Pasaron varias horas antes que volvieran a escucharse las aspas de otros helicópteros. Sus ocupantes sobrevolaban sin ver a las dos sobrevivientes. Lucía, como pudo, se arrodilló y ondeó una camiseta. “Es que sabía que si se iban nos íbamos a morir”. Al poco rato aparecieron, entre la espesura y las ruinas, otros soldados. Estos llevaban insignias del ejército de Ecuador.
“El trato fue otro. Nos hicieron unos techitos para protegernos del sol, nos dieron agua, me acercaron mi mochila donde tenía un Gatorade. Ya oscurecía cuando un enfermero me hizo unas primeras curaciones. Otro joven soldado se pasó la noche a mi lado, sosteniéndome la mano, platicando de cualquier cosa, de deportes, de su mujer, para disipar mi terror”.

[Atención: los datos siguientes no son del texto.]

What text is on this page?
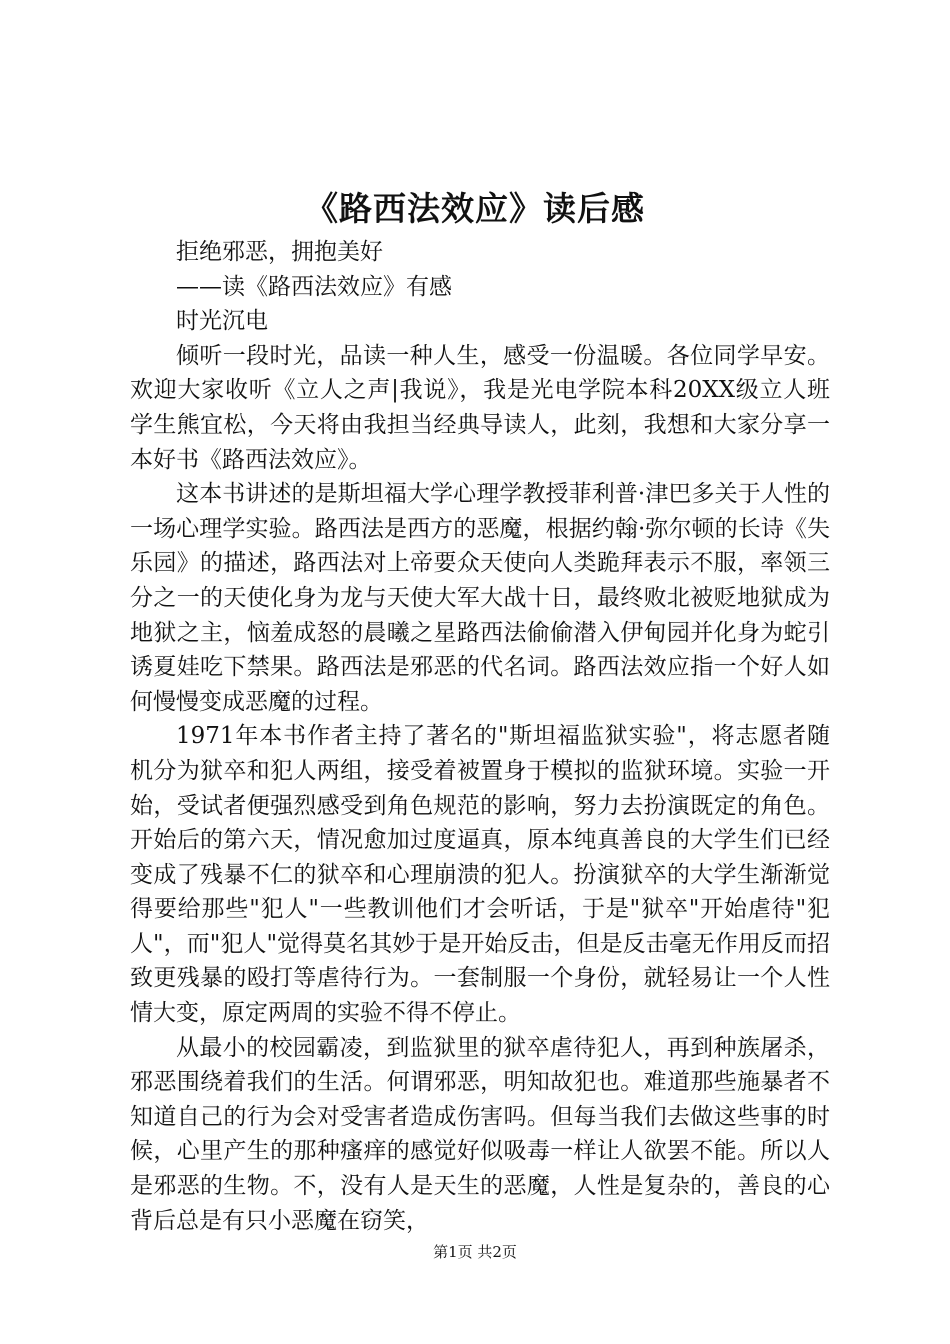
《路西法效应》读后感

拒绝邪恶，拥抱美好

——读《路西法效应》有感

时光沉电

倾听一段时光，品读一种人生，感受一份温暖。各位同学早安。欢迎大家收听《立人之声|我说》，我是光电学院本科20XX级立人班学生熊宜松，今天将由我担当经典导读人，此刻，我想和大家分享一本好书《路西法效应》。

这本书讲述的是斯坦福大学心理学教授菲利普·津巴多关于人性的一场心理学实验。路西法是西方的恶魔，根据约翰·弥尔顿的长诗《失乐园》的描述，路西法对上帝要众天使向人类跪拜表示不服，率领三分之一的天使化身为龙与天使大军大战十日，最终败北被贬地狱成为地狱之主，恼羞成怒的晨曦之星路西法偷偷潜入伊甸园并化身为蛇引诱夏娃吃下禁果。路西法是邪恶的代名词。路西法效应指一个好人如何慢慢变成恶魔的过程。

1971年本书作者主持了著名的"斯坦福监狱实验"，将志愿者随机分为狱卒和犯人两组，接受着被置身于模拟的监狱环境。实验一开始，受试者便强烈感受到角色规范的影响，努力去扮演既定的角色。开始后的第六天，情况愈加过度逼真，原本纯真善良的大学生们已经变成了残暴不仁的狱卒和心理崩溃的犯人。扮演狱卒的大学生渐渐觉得要给那些"犯人"一些教训他们才会听话，于是"狱卒"开始虐待"犯人"，而"犯人"觉得莫名其妙于是开始反击，但是反击毫无作用反而招致更残暴的殴打等虐待行为。一套制服一个身份，就轻易让一个人性情大变，原定两周的实验不得不停止。

从最小的校园霸凌，到监狱里的狱卒虐待犯人，再到种族屠杀，邪恶围绕着我们的生活。何谓邪恶，明知故犯也。难道那些施暴者不知道自己的行为会对受害者造成伤害吗。但每当我们去做这些事的时候，心里产生的那种瘙痒的感觉好似吸毒一样让人欲罢不能。所以人是邪恶的生物。不，没有人是天生的恶魔，人性是复杂的，善良的心背后总是有只小恶魔在窃笑，

第1页 共2页
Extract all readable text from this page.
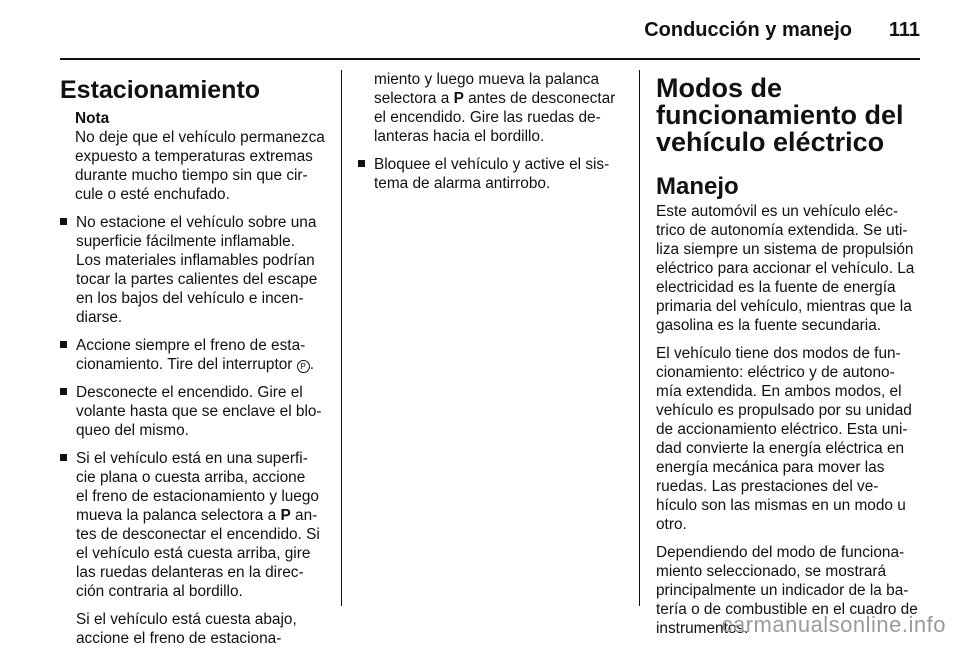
Conducción y manejo 111
Estacionamiento
Nota
No deje que el vehículo permanezca
expuesto a temperaturas extremas
durante mucho tiempo sin que cir-
cule o esté enchufado.
No estacione el vehículo sobre una
superficie fácilmente inflamable.
Los materiales inflamables podrían
tocar la partes calientes del escape
en los bajos del vehículo e incen-
diarse.
Accione siempre el freno de esta-
cionamiento. Tire del interruptor P .
Desconecte el encendido. Gire el
volante hasta que se enclave el blo-
queo del mismo.
Si el vehículo está en una superfi-
cie plana o cuesta arriba, accione
el freno de estacionamiento y luego
mueva la palanca selectora a P an-
tes de desconectar el encendido. Si
el vehículo está cuesta arriba, gire
las ruedas delanteras en la direc-
ción contraria al bordillo.
Si el vehículo está cuesta abajo,
accione el freno de estaciona-
miento y luego mueva la palanca
selectora a P antes de desconectar
el encendido. Gire las ruedas de-
lanteras hacia el bordillo.
Bloquee el vehículo y active el sis-
tema de alarma antirrobo.
Modos de
funcionamiento del
vehículo eléctrico
Manejo
Este automóvil es un vehículo eléc-
trico de autonomía extendida. Se uti-
liza siempre un sistema de propulsión
eléctrico para accionar el vehículo. La
electricidad es la fuente de energía
primaria del vehículo, mientras que la
gasolina es la fuente secundaria.
El vehículo tiene dos modos de fun-
cionamiento: eléctrico y de autono-
mía extendida. En ambos modos, el
vehículo es propulsado por su unidad
de accionamiento eléctrico. Esta uni-
dad convierte la energía eléctrica en
energía mecánica para mover las
ruedas. Las prestaciones del ve-
hículo son las mismas en un modo u
otro.
Dependiendo del modo de funciona-
miento seleccionado, se mostrará
principalmente un indicador de la ba-
tería o de combustible en el cuadro de
instrumentos.
carmanualsonline.info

Amaneció el segundo día de Lucía en la selva. “Los soldados buscaron mis cosas, unos títeres de artesanía que había comprado, mi mochila, un morral. Lo único que no apareció fue mi pasaporte y mi dinero. Yo no quería nada, sólo que me sacaran de ese lugar. Cuando estábamos a punto de irnos avisaron que había otra herida más abajo. Estaba muy grave, con las dos piernas destrozadas. Era Doris Torres, la más joven. Esa muchacha sí estaba amarrada. Entonces empezó un camino muy difícil, por la selva, hacia los helicópteros. Los soldados tenían unas insignias blancas en el brazo para identificarlos como rescatistas. Ese detalle me hizo tomar conciencia de que esa era la guerra. Y que yo estaba en una guerra.”